Since the dimension of heat energy $Q$ is $[M L^2 T^{-2}]$ and the dimension of temperature is $[K]$, the dimension of entropy becomes
$[S] = \frac{[M L^2 T^{-2}]}{[K]} = [M L^2 T^{-2} K^{-1}].$
Step 3: Determine the dimension of Boltzmann’s constant $k$
Boltzmann’s constant $k$ has the units of energy per unit temperature. Hence
$[k] = \frac{[M L^2 T^{-2}]}{[K]} = [M L^2 T^{-2} K^{-1}].$
Therefore, $[k]$ matches the dimension of entropy: $[M L^2 T^{-2} K^{-1}].$
Step 4: Determine the dimension of $\alpha$ from the given formula
From the given expression,
$S = \alpha^2 \beta \ln \big(\dots\big),$
we note that $\ln(\dots)$ is dimensionless. This implies the product $\alpha^2 \beta$ must have the dimension of entropy $[S]$. Once we figure out $[\beta]$, we can find $[\alpha]$.

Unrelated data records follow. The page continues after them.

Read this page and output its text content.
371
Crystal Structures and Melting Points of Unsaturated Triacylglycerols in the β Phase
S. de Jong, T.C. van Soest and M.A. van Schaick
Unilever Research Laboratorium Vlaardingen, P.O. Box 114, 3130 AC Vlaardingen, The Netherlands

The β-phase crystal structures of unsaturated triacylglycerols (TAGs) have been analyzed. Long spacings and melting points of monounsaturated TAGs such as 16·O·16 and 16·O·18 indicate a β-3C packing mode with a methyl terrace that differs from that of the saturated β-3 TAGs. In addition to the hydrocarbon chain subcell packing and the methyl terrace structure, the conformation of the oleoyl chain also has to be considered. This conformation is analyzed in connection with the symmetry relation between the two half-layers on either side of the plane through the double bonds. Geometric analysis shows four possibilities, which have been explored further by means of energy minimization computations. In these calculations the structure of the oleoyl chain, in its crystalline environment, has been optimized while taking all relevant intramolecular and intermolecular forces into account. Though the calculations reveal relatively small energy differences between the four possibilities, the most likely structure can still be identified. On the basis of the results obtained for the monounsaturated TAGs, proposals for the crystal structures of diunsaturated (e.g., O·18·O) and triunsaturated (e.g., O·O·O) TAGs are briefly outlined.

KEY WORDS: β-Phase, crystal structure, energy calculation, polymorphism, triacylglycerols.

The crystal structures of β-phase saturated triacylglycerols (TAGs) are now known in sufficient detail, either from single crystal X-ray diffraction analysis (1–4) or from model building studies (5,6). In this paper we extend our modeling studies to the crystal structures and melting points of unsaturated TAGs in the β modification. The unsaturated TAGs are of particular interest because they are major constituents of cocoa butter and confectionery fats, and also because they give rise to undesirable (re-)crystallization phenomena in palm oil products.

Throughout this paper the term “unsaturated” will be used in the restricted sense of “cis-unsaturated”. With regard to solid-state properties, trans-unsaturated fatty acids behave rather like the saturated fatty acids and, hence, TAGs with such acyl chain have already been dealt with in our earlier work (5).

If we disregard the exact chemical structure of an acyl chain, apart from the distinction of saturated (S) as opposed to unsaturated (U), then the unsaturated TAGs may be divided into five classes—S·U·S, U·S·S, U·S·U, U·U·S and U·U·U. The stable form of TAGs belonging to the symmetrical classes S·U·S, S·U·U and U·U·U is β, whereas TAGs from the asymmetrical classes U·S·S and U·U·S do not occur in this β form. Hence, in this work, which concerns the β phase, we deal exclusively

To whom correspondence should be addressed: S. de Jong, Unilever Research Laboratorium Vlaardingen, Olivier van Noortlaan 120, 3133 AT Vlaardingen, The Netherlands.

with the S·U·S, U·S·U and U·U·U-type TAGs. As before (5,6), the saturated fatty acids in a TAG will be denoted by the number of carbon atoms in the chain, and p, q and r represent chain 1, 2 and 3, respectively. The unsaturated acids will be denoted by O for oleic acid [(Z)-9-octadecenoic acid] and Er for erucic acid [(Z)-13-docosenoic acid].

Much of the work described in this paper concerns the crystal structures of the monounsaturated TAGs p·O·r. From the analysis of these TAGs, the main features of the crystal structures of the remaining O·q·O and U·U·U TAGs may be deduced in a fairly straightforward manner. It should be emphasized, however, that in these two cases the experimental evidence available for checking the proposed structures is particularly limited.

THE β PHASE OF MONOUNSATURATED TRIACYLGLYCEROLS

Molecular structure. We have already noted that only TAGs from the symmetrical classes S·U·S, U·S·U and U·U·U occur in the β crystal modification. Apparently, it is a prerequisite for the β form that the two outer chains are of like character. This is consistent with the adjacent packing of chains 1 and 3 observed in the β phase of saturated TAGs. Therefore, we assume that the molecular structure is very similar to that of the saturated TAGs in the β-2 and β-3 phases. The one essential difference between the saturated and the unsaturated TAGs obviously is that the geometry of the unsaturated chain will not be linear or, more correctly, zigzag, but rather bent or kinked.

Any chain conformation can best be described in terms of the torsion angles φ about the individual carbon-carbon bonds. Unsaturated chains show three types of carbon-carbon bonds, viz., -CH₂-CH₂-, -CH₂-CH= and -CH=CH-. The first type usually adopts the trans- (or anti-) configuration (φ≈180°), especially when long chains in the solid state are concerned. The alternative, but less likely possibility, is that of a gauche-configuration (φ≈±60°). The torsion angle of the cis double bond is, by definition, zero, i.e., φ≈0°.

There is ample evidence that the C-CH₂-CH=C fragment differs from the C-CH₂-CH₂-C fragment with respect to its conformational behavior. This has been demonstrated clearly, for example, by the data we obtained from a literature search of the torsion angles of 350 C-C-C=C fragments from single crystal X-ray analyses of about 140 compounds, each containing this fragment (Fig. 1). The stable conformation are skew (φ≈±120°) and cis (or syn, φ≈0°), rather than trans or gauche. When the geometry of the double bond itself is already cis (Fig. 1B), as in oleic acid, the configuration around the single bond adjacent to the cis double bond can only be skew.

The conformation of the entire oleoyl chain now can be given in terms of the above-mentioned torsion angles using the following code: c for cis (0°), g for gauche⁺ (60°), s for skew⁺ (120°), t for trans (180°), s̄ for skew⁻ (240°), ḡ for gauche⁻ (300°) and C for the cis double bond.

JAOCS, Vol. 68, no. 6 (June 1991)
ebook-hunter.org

Step 5: Find the dimension of $\beta$
Inside the logarithm, we have
$\frac{\mu k R}{J \beta^2} + 3.$
Here,
• $\mu$ is number of moles (dimension $[mol]$),
• $k$ has dimension $[M L^2 T^{-2} K^{-1}]$,
• $R$ (gas constant) has dimension $\frac{[M L^2 T^{-2}]}{[mol\,K]}$,
• $J$ (mechanical equivalent of heat) is dimensionless $[M^0 L^0 T^0]$,
• $\beta$ is unknown.
Since the argument of the logarithm must be dimensionless,
$\frac{\mu k R}{J \beta^2}$
must be dimensionless. Substituting the known dimensions, we obtain:
$\big[mol\big] \times \big[M L^2 T^{-2} K^{-1}\big] \times \frac{\big[M L^2 T^{-2}\big]}{\big[mol\,K\big]} \times \frac{1}{\beta^2} = 1.$
Simplifying gives
$[M L^2 T^{-2} K^{-1}]^2 \times \frac{1}{[mol] \times [mol]} \times \frac{[mol]^2}{\beta^2} = 1,$
but more directly:
$\beta^2$ must have the dimension $[M L^2 T^{-2} K^{-1}],$
so
$[\beta] = [M L^2 T^{-2} K^{-1}].$
Step 6: Relate the dimensions of $\alpha$ and $\beta$ to $S$
Because
$S = \alpha^2 \beta \,(\text{dimension of } S),$
we get
$\alpha^2 \beta : [M L^2 T^{-2} K^{-1}].$
Substituting $[\beta] = [M L^2 T^{-2} K^{-1}],$
we have
$\alpha^2 \times [M L^2 T^{-2} K^{-1}] = [M L^2 T^{-2} K^{-1}].$
Thus, $\alpha^2$ is dimensionless, meaning $[\alpha]$ is also dimensionless:
$[\alpha] = [M^0 L^0 T^0].$
Step 7: Compare dimensions of $\alpha$ and $k$
We have
$[\alpha] = [M^0 L^0 T^0]$
and
$[k] = [M L^2 T^{-2} K^{-1}].$
Clearly, $\alpha$ is dimensionless, whereas $k$ has dimensions of entropy. They do not have the same dimensions.
Step 8: Identify the incorrect statement
The statement “$\alpha$ and $k$ have the same dimensions” is therefore incorrect. Hence, the correct choice (the incorrect option in the question) is:
“$\alpha$ and $k$ have the same dimensions.”